The researchers acknowledged that the protection offered by the vaccine was relatively modest and did not represent a breakthrough. But the trial results marked a significant gain in the so-far frustrating fight against AIDS, which has killed an estimated 32 million people worldwide since it struck more than a quarter century ago.

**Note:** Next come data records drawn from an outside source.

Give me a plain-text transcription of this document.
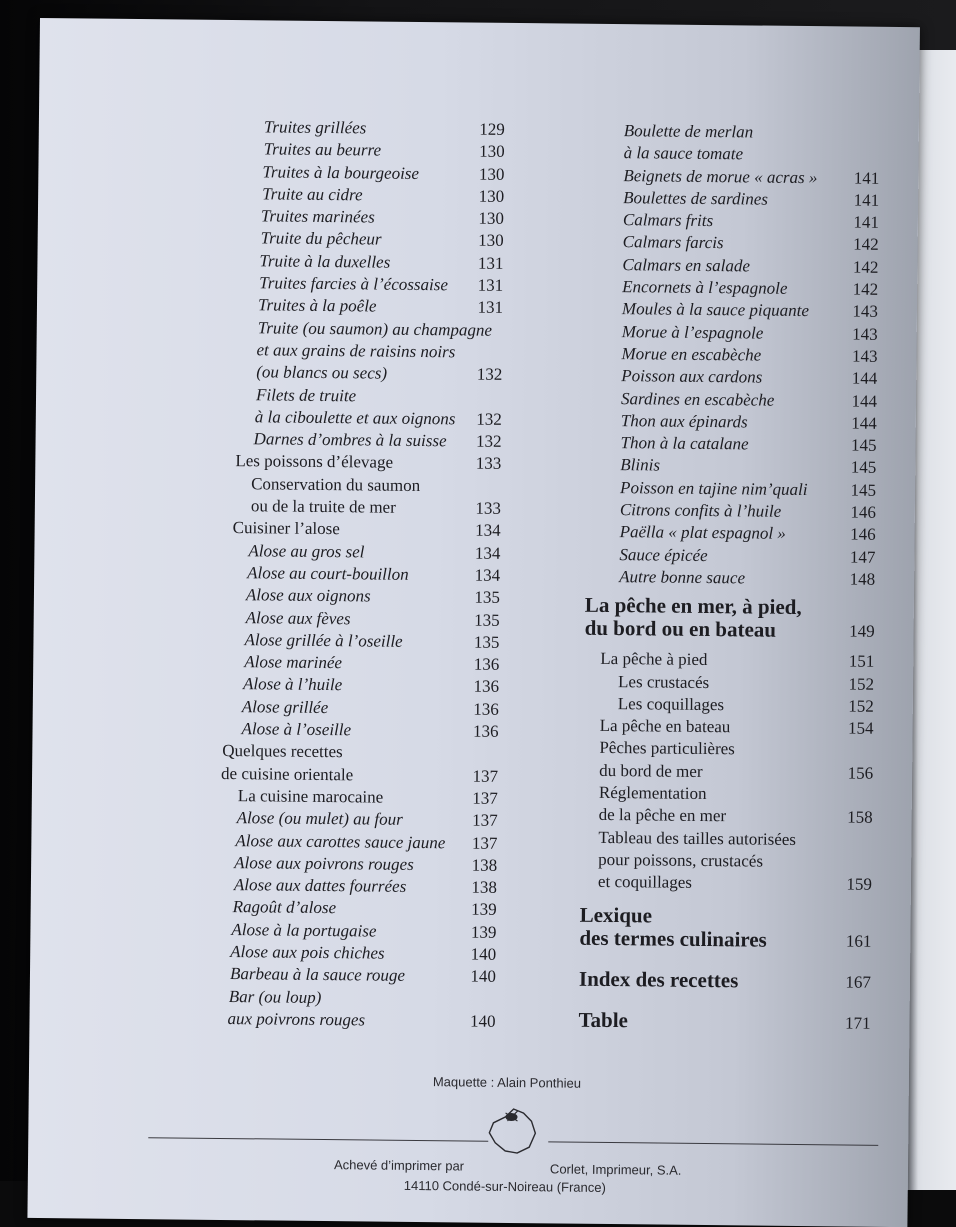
Truites grillées	129
Truites au beurre	130
Truites à la bourgeoise	130
Truite au cidre	130
Truites marinées	130
Truite du pêcheur	130
Truite à la duxelles	131
Truites farcies à l’écossaise 131
Truites à la poêle	131
Truite (ou saumon) au champagne
et aux grains de raisins noirs
(ou blancs ou secs)	132
Filets de truite
à la ciboulette et aux oignons 132
Darnes d’ombres à la suisse 132
Les poissons d’élevage	133
Conservation du saumon
ou de la truite de mer	133
Cuisiner l’alose	134
Alose au gros sel	134
Alose au court-bouillon	134
Alose aux oignons	135
Alose aux fèves	135
Alose grillée à l’oseille	135
Alose marinée	136
Alose à l’huile	136
Alose grillée	136
Alose à l’oseille	136
Quelques recettes
de cuisine orientale	137
La cuisine marocaine	137
Alose (ou mulet) au four	137
Alose aux carottes sauce jaune 137
Alose aux poivrons rouges	138
Alose aux dattes fourrées	138
Ragoût d’alose	139
Alose à la portugaise	139
Alose aux pois chiches	140
Barbeau à la sauce rouge	140
Bar (ou loup)
aux poivrons rouges	140
Boulette de merlan
à la sauce tomate
Beignets de morue « acras » 141
Boulettes de sardines	141
Calmars frits	141
Calmars farcis	142
Calmars en salade	142
Encornets à l’espagnole	142
Moules à la sauce piquante	143
Morue à l’espagnole	143
Morue en escabèche	143
Poisson aux cardons	144
Sardines en escabèche	144
Thon aux épinards	144
Thon à la catalane	145
Blinis	145
Poisson en tajine nim’quali	145
Citrons confits à l’huile	146
Paëlla « plat espagnol »	146
Sauce épicée	147
Autre bonne sauce	148
La pêche en mer, à pied,
du bord ou en bateau	149
La pêche à pied	151
Les crustacés	152
Les coquillages	152
La pêche en bateau	154
Pêches particulières
du bord de mer	156
Réglementation
de la pêche en mer	158
Tableau des tailles autorisées
pour poissons, crustacés
et coquillages	159
Lexique
des termes culinaires	161
Index des recettes	167
Table	171
Maquette : Alain Ponthieu
Achevé d’imprimer par	Corlet, Imprimeur, S.A.
14110 Condé-sur-Noireau (France)
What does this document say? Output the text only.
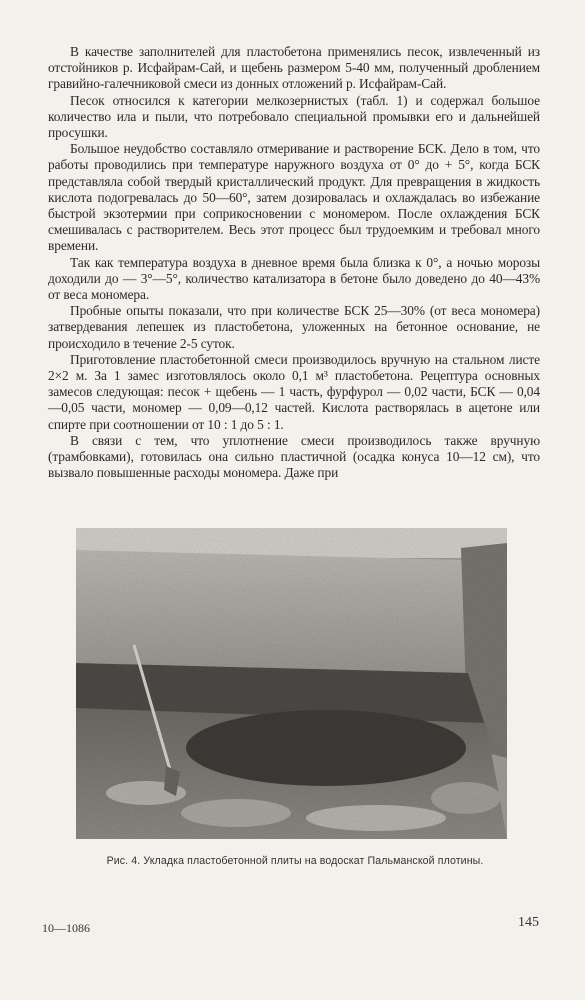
В качестве заполнителей для пластобетона применялись песок, извлеченный из отстойников р. Исфайрам-Сай, и щебень размером 5-40 мм, полученный дроблением гравийно-галечниковой смеси из донных отложений р. Исфайрам-Сай.

Песок относился к категории мелкозернистых (табл. 1) и содержал большое количество ила и пыли, что потребовало специальной промывки его и дальнейшей просушки.

Большое неудобство составляло отмеривание и растворение БСК. Дело в том, что работы проводились при температуре наружного воздуха от 0° до + 5°, когда БСК представляла собой твердый кристаллический продукт. Для превращения в жидкость кислота подогревалась до 50—60°, затем дозировалась и охлаждалась во избежание быстрой экзотермии при соприкосновении с мономером. После охлаждения БСК смешивалась с растворителем. Весь этот процесс был трудоемким и требовал много времени.

Так как температура воздуха в дневное время была близка к 0°, а ночью морозы доходили до — 3°—5°, количество катализатора в бетоне было доведено до 40—43% от веса мономера.

Пробные опыты показали, что при количестве БСК 25—30% (от веса мономера) затвердевания лепешек из пластобетона, уложенных на бетонное основание, не происходило в течение 2-5 суток.

Приготовление пластобетонной смеси производилось вручную на стальном листе 2×2 м. За 1 замес изготовлялось около 0,1 м³ пластобетона. Рецептура основных замесов следующая: песок + щебень — 1 часть, фурфурол — 0,02 части, БСК — 0,04—0,05 части, мономер — 0,09—0,12 частей. Кислота растворялась в ацетоне или спирте при соотношении от 10 : 1 до 5 : 1.

В связи с тем, что уплотнение смеси производилось также вручную (трамбовками), готовилась она сильно пластичной (осадка конуса 10—12 см), что вызвало повышенные расходы мономера. Даже при

Рис. 4. Укладка пластобетонной плиты на водоскат Пальманской плотины.
10—1086	145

Experts said the findings should give scientists important insights into HIV, the virus that causes AIDS, and how it attacks the body's immune system, with the ultimate goal of producing a more effective vaccine.
"I don't want to use a word like 'breakthrough,' but I don't think there's any doubt that this is a very important result," Dr. Anthony S. Fauci, director of the U.S. National Institute of Allergy and Infectious Diseases, one of the trial's sponsors, told The New York Times.
"For more than 20 years now, vaccine trials have essentially been failures," he said. "Now it's like we were groping down an unlit path, and a door has been opened. We can start asking some very important questions."
The World Health Organization and the U.N. agency UNAIDS said the results "instilled new hope" in the field of HIV vaccine research.
The vaccine is a combination of two vaccines that had previously been unsuccessful in clinical trials. When the Thai clinical trial began in 2006, many scientists thought it would also fail.
"I really didn't have high hopes at all that we would see a positive result," Fauci told the Associated Press.
The study, which used strains of HIV common in Thailand, tested the two-vaccine combination in what's called a "prime-boost" approach. The first vaccine primes the immune system to attack HIV and the second one strengthens the response, the AP reported.